Concepito come un vero e proprio saggio che si pone l'obiettivo di scandagliare e tradurre ai curiosi che ignorano il mondo metal, ma anche come testo di riferimento per adepti, L'estetica del metallaro di Luca Signorelli (omonimo del pittore ed ex redattore dell'edizione italiana di Metal Hammer) non colpisce il centro del bersaglio, ma risulta comunque una lettura originale e fitta di citazioni che coniugano felicemente cultura alta e bassa.
Il libro è strutturato per argomenti/sezioni che affrontano diversi aspetti della musica metal. Il difetto principale del volumetto (149 pagine) è senza'altro quello di risentire molto dell'orizzonte temporale trascorso tra la sua pubblicazione (1996) e il panorama attuale, e di come questo inevitabilmente influisca sulle valutazioni storiche in seno agli esperti del genere. Chiaramente questo elemento non si può imputare al suo autore, ma, per fare un esempio, dovessimo oggi parlare dei 25 album metal più rilevanti degli ottanta e dei novanta, difficilmente parleremmo degli GWAR, degli Accept o dei Raven come invece Signorelli fa nella lista in coda al libro. Lo dico da un punto di vista oggettivo, al netto dei gusti personali che ovviamente sono sacri. Un altro aspetto che è presente ma che avrebbe potuto essere ampliato è quello delle missive che i lettori inviavano a Metal Hammer. Chi ha letto per un pò le riviste metal sa che spesso le mail erano la parte migliore di quel tipo di stampa e dare maggiore spazio all'idea di utilizzarle avrebbe forse giovato alla scorrevolezza della lettura.
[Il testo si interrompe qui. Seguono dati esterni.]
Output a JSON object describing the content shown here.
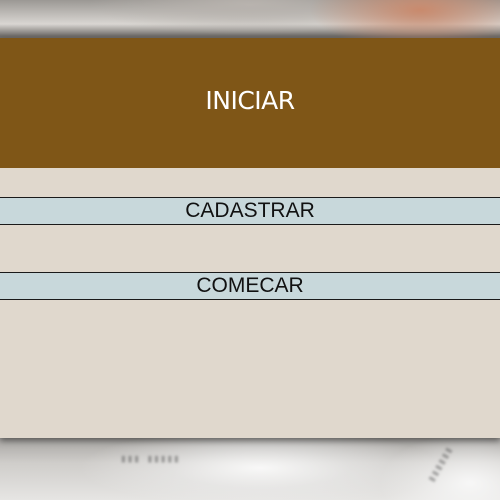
{
  "header": {
    "title": "INICIAR"
  },
  "actions": {
    "register_label": "CADASTRAR",
    "start_label": "COMECAR"
  },
  "colors": {
    "header_background": "#7f5617",
    "card_background": "#e0d8cd",
    "button_background": "#c8d8db",
    "header_text": "#ffffff",
    "button_text": "#111111"
  }
}
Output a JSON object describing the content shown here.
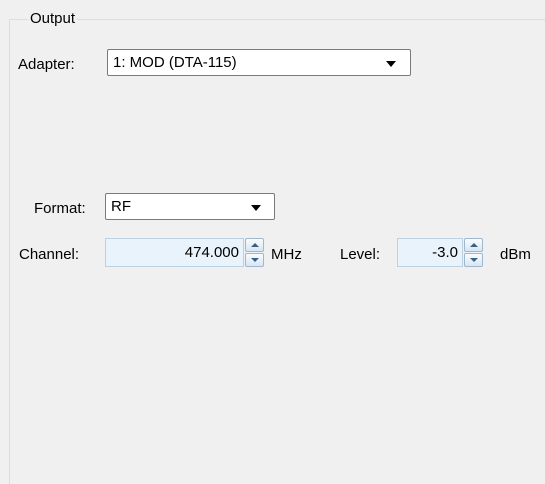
{
  "group": {
    "title": "Output"
  },
  "adapter": {
    "label": "Adapter:",
    "value": "1: MOD (DTA-115)"
  },
  "format": {
    "label": "Format:",
    "value": "RF"
  },
  "channel": {
    "label": "Channel:",
    "value": "474.000",
    "unit": "MHz"
  },
  "level": {
    "label": "Level:",
    "value": "-3.0",
    "unit": "dBm"
  }
}
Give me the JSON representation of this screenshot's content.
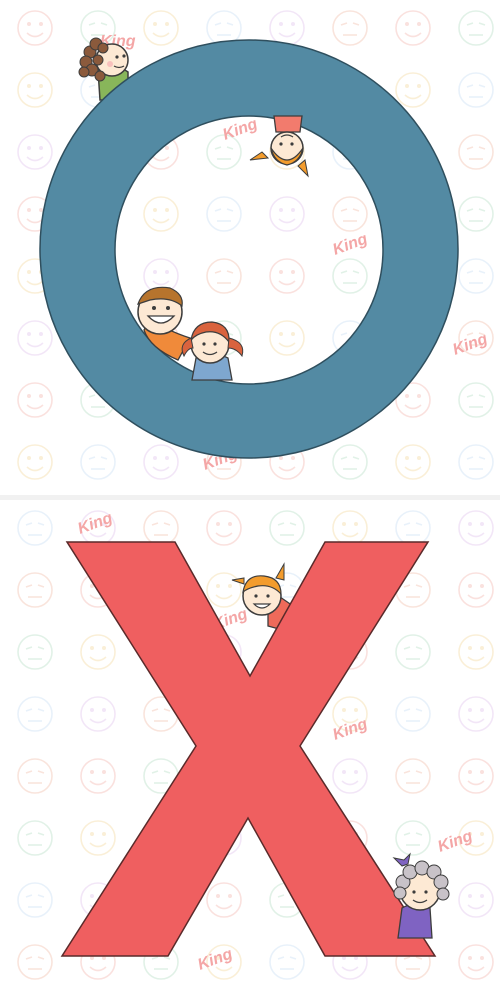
{
  "watermark": {
    "brand": "King",
    "colors": [
      "#f6c9c4",
      "#c9e7d4",
      "#f6e2b8",
      "#d6e6f6",
      "#e9d3f1",
      "#f5cfc0"
    ]
  },
  "cards": [
    {
      "symbol": "O",
      "symbol_name": "circle-o",
      "fill": "#538aa3",
      "stroke": "#2f4f5e",
      "characters": [
        "child-curly-hair",
        "child-orange-hair-upside-down",
        "child-smiling-boy",
        "child-girl-pigtails"
      ]
    },
    {
      "symbol": "X",
      "symbol_name": "cross-x",
      "fill": "#ef5f60",
      "stroke": "#5a2a2a",
      "characters": [
        "child-girl-orange-hair",
        "child-grey-hair-purple-bow"
      ]
    }
  ]
}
Poi c'è il fatto che in qualche occasione l'autore (non so quanto provocatoriamente e quanto invece per convincimento) si spinga in giudizi netti quantomeno discutibili, come quello sui Clash, definiti sostanzialmente un gruppo di merda o sulla deriva dei Metallica il cui black album viene liquidato come un'opera che qualunque garage band avrebbe potuto incidere. In compenso, e in questo rilevo un certo snobismo, si pontifica sulla musica degli Anal Cunt o sull'impatto pop-culturale di band come i GWAR. Fa un pò parte del kit del critico massacrare fenomeni di massa e celebrare band inascoltabili, ma insomma alla lunga il gioco risulta stucchevole.
Per cui alcuni capitoli del libro provocano noia per eccesso di nozionismo cerebrale (la parte sui cartoni animati giapponesi o "We are the roadcrew") o irritazione per palese contrasto con le opinioni espresse (ad esempio il capitolo sui Metallica o i giudizi reiterati sui Clash), ma in altri la lettura è realmente appassionante e "istruttiva" ( segnalo "40 motivi per odiare il metallo"; "Le mutande di peluche" o "Death Metal parte 2").
Al netto delle critiche che ho qui sommariamente elencato, L'estetica del metallaro è comunque una lettura consigliata a quanti vogliano approfondire i temi correlati alle moderne musiche popolari, anche attraverso un testo tranciante, provocatorio e un pò verboso. Sarebbe interessante, questo sì, un suo seguito aggiornato all'era internettiana.